The current case, as in one of the reported cases, was also vaccinated against influenza; it is unknown if this could have any causative effect on the development of clinical disease. The diagnosis of this case was made by carrying out a PCR for rubella in pharyngeal exudate with detection of the E1 gene, which coincides with the RA 27/3 strain which was used for rubella vaccination in Mexico at that time. Identification of the E1 gene by RT-PCR in the patient corresponds with the Wistar RA 27/3 strain; this E1 protein is used in the Wistar vaccine to induce an immune response. The fact that the E1 gene was detected in the context of a recently vaccinated patient who developed symptoms of rubella with no cases of the disease reported in the region demonstrates that, like in other cases, this corresponds to the identification of a live attenuated virus.
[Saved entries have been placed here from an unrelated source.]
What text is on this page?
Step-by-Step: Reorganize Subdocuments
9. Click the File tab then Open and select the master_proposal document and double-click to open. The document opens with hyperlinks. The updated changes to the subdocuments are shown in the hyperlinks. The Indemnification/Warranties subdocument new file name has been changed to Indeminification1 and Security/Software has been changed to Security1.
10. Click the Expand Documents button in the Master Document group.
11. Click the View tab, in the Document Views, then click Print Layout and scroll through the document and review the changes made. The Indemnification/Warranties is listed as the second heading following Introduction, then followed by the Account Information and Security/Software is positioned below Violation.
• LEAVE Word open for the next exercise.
It drew our attention that this patient received other vaccines at the same time. To our knowledge, we found no information about the risk of developing infections associated with vaccination with this history. Although immunocompromised patients are at a high risk of post-vaccination complications, we do not have information on whether immunosuppression associated with uncontrolled diabetes plays a role in the development of rubella associated with vaccination, since this immunosuppression is different from that observed in other patients associated with CD4 T cell deficiency. Therefore, the cause of these complications may be associated with a multifactorial situation, which has not yet been established.
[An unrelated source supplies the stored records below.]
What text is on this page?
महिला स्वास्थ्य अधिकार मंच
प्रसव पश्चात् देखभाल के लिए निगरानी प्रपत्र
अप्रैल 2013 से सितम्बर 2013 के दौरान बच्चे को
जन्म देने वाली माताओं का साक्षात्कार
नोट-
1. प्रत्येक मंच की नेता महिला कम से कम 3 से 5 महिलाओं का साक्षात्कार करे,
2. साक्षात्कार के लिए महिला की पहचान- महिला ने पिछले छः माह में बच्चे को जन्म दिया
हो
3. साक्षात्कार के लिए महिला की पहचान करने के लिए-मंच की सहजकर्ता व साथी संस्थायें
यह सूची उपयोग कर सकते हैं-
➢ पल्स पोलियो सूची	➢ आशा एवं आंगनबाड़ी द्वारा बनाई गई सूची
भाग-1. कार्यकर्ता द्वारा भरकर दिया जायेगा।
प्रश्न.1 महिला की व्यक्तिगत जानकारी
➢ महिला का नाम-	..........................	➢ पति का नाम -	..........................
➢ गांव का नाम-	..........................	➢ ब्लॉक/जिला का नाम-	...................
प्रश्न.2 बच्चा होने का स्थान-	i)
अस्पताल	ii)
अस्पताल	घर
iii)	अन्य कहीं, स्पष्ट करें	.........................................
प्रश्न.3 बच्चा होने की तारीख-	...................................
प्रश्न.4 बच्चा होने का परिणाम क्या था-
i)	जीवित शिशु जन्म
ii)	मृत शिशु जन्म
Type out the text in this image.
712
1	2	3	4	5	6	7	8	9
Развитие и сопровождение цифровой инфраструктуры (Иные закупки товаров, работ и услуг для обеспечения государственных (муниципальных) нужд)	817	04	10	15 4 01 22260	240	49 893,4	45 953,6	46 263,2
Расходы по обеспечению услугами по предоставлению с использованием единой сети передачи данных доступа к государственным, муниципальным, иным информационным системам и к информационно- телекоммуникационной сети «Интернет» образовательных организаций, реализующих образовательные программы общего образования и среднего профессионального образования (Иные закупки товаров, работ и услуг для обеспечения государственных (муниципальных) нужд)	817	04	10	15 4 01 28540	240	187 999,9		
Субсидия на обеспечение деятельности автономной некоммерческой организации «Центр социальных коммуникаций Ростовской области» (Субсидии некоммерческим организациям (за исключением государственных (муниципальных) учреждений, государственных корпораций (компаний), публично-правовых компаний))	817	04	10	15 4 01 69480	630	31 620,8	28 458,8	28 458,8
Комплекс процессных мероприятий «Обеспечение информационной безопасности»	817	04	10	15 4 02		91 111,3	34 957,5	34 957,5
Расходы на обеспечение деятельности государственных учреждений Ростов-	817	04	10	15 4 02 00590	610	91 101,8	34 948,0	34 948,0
Unlike the wild rubella strain, the rubella vaccine strain is not as infectious. Isolation precautions are important in naturally occurring rubella infections due to the wild strain; however, there is no information about isolation in patients with infections caused by vaccine strains. Only one study was found where the potential transmission of the virus associated with vaccination was described; however, there was no genomic detection in that study [
10].
Because the last case of rubella imported into Mexico was in 2018 [
11], the identification of rubella by a wild virus or associated with vaccination is important. The risk factors for the development of rubella associated with vaccination are not known. The incidence is unknown; patients have mild symptoms and may not seek medical attention. The recommendations for epidemiological surveillance and the control of infections are established;however, there is controversy about the contagion capacity in vaccine cases.
4. Conclusions
In conclusion, vaccine-associated rubella is an uncommon event and is classified as a complication after vaccination. It should be confirmed whether it is an infection caused by a wild or vaccinal virus. The risk factors for this outcome are not well established and may differ between different cases. Although the risk of transmission to other people is not as high as in infections associated with wild viruses, the handling of contacts and the patient must be approached with the same precautions.